First sort all the points by X coordinate. Now, create a mergesort trees, where the index of the underlying array should be treated as the x-coordinate and the values of the index should be considered as the Y-coordinate. So, our rectangle query is just a query from the indices Ql to end where we count the number of values whose value is less than Qr.

Thus, we are effectively handling 2 separate query bounds at once :

• One bound is for the X-coordinate which we handle by restricting the range in the merge sort tree that we query upon 
• the second for the y coordinate which we handle by passing a parameter in the internal query. The internal sets are then queried using this parameter to find the count of elements.

 Note that in this case we indeed will be using sets in the internal nodes as we also have to handle the additions and deletions during update operations.

Changing More 1D stuff to 2D

This codechef problem is also an example how to use this idea of moving up a dimension.

Initial Idea:

Here, first suppose that the constraint max(0,....) wasnt there. Then we could have summed up the value of A[L to R] and B[L to R] and then multiplied them with C and D to get the answer. Not much of a problem. So we will try to get the problem to the same form first!

2Dfying it:

Now, it can be noticed that the formula is given in the terms of a cross-product!

More specifically, if the cross product of the point P(A,B) with the point Q(C,D) is positive then add it to the sum. Now we know that cross product between two vectors is proportional to the sin of the angle inbetween. Again, it can be verified that if we treat the two points P and Q as vectors starting from the origin, then the cross product is positive only if the vectors are in anticlockwise orientation. 

This can be modelled again as a 2D problem :  given a query point we have to consider only the points which are in an anticlockwise position wrt the query point-vector.

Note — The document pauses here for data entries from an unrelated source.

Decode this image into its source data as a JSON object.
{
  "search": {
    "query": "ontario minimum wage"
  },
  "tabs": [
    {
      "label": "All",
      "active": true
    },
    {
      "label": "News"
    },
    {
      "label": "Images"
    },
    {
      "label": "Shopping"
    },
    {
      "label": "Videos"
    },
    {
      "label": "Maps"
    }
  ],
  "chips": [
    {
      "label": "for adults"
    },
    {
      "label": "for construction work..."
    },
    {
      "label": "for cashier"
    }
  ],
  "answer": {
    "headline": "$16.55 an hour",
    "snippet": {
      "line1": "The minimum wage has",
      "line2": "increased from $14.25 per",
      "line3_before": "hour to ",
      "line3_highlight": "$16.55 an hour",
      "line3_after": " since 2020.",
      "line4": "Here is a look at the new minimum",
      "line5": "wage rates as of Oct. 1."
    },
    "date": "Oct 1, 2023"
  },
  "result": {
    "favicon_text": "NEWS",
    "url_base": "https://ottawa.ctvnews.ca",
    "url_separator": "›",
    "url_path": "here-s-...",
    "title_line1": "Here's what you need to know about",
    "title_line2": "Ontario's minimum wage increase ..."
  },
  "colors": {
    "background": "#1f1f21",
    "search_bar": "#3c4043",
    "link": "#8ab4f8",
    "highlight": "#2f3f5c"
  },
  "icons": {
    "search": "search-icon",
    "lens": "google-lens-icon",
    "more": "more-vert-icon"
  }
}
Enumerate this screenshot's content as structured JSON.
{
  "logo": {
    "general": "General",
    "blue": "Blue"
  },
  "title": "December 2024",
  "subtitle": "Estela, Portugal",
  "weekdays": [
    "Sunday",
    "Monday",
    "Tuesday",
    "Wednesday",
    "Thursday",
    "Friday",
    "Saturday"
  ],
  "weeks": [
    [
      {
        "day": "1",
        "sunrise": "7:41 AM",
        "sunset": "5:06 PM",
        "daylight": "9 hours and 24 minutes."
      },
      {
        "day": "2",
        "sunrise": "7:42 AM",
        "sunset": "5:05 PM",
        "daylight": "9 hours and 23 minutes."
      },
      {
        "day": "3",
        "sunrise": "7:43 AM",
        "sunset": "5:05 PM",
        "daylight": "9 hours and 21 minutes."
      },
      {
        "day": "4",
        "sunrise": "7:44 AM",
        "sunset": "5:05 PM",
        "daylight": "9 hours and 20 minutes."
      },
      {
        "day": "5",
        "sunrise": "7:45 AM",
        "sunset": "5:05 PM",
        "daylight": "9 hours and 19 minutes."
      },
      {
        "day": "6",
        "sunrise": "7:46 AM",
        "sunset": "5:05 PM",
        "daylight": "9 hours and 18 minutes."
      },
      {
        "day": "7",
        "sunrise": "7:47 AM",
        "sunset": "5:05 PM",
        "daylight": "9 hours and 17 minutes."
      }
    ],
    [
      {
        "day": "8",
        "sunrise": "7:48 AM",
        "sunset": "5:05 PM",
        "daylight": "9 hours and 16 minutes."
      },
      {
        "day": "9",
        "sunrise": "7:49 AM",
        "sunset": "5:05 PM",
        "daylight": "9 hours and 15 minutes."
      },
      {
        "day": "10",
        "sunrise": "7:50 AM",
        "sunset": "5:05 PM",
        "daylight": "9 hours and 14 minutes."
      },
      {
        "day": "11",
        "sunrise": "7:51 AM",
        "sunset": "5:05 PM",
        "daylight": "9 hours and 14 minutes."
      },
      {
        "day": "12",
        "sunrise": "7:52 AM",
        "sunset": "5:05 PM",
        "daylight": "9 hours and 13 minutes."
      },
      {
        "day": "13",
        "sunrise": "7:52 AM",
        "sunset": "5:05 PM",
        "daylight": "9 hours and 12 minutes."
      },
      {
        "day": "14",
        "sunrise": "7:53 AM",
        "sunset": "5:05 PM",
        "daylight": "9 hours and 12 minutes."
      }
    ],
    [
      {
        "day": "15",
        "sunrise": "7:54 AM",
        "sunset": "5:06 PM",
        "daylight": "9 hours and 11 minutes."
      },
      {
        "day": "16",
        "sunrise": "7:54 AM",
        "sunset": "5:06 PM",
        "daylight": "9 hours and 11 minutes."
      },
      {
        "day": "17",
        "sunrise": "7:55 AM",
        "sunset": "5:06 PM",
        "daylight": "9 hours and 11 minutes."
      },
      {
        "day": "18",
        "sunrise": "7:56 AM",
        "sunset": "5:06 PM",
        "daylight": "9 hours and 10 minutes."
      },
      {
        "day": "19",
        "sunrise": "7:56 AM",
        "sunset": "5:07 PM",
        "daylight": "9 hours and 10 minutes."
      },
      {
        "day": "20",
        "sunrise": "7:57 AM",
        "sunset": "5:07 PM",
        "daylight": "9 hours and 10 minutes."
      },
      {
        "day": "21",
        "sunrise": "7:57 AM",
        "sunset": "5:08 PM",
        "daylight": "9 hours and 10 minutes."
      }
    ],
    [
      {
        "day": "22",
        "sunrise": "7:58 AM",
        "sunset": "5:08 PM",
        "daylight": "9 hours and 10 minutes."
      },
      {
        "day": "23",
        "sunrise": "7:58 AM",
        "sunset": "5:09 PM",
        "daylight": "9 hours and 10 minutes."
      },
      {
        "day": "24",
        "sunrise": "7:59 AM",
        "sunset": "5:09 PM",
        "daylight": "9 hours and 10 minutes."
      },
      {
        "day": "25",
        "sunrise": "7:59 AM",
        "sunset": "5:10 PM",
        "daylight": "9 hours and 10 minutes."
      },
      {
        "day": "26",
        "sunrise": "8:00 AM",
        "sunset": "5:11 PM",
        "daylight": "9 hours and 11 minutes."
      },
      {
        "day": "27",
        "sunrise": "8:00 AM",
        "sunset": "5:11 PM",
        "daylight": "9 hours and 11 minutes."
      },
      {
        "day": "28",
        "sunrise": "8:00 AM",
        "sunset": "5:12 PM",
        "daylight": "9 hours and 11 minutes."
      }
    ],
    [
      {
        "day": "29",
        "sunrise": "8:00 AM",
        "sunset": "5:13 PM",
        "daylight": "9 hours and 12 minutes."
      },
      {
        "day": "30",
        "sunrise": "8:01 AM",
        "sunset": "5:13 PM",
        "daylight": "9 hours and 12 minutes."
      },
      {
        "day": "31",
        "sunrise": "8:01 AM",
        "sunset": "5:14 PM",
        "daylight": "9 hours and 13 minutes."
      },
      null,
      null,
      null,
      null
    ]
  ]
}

This can again be handled using a mergesort tree where we, instead of sorting the inner sets according to y, we will sort by the angle created with the X-axis by the vector joining that point to the origin. 

Note that the indices of the mergesort tree will be according to the increasing X axis.

Yet Another Problem!

Suppose we are given a problem where given an array and Q queries, in each query we have to find the number of distinct elements in the range [L,R].

This problem has a very standard solution using Mo's algorithm. However I would want to discuss a segment tree solution.

Solution: The transformation here is a bit tough to come up with. We will consider the points as P(current index, previous index which had the same value) for each current index. 

How does this help? Note that for all distinct values, this means that the Y-coordinate of the correspoinding point will be less than L !

So the rectangle query is just from index x=L to x=R, how many points are there such that the y coordinate is less that L. 

Implementation? MergeSortTree again! We sort the indices initially by x-coordinate and the internal sorting of the vectors inside the node is by the y coordinates. 

Concluding: 

I hope these demonstrations have been helpful as to how we can effectively convert a 1D object to a 2D point and then query on these points rather than on the usual data that can be a bit hard. Hope this helps!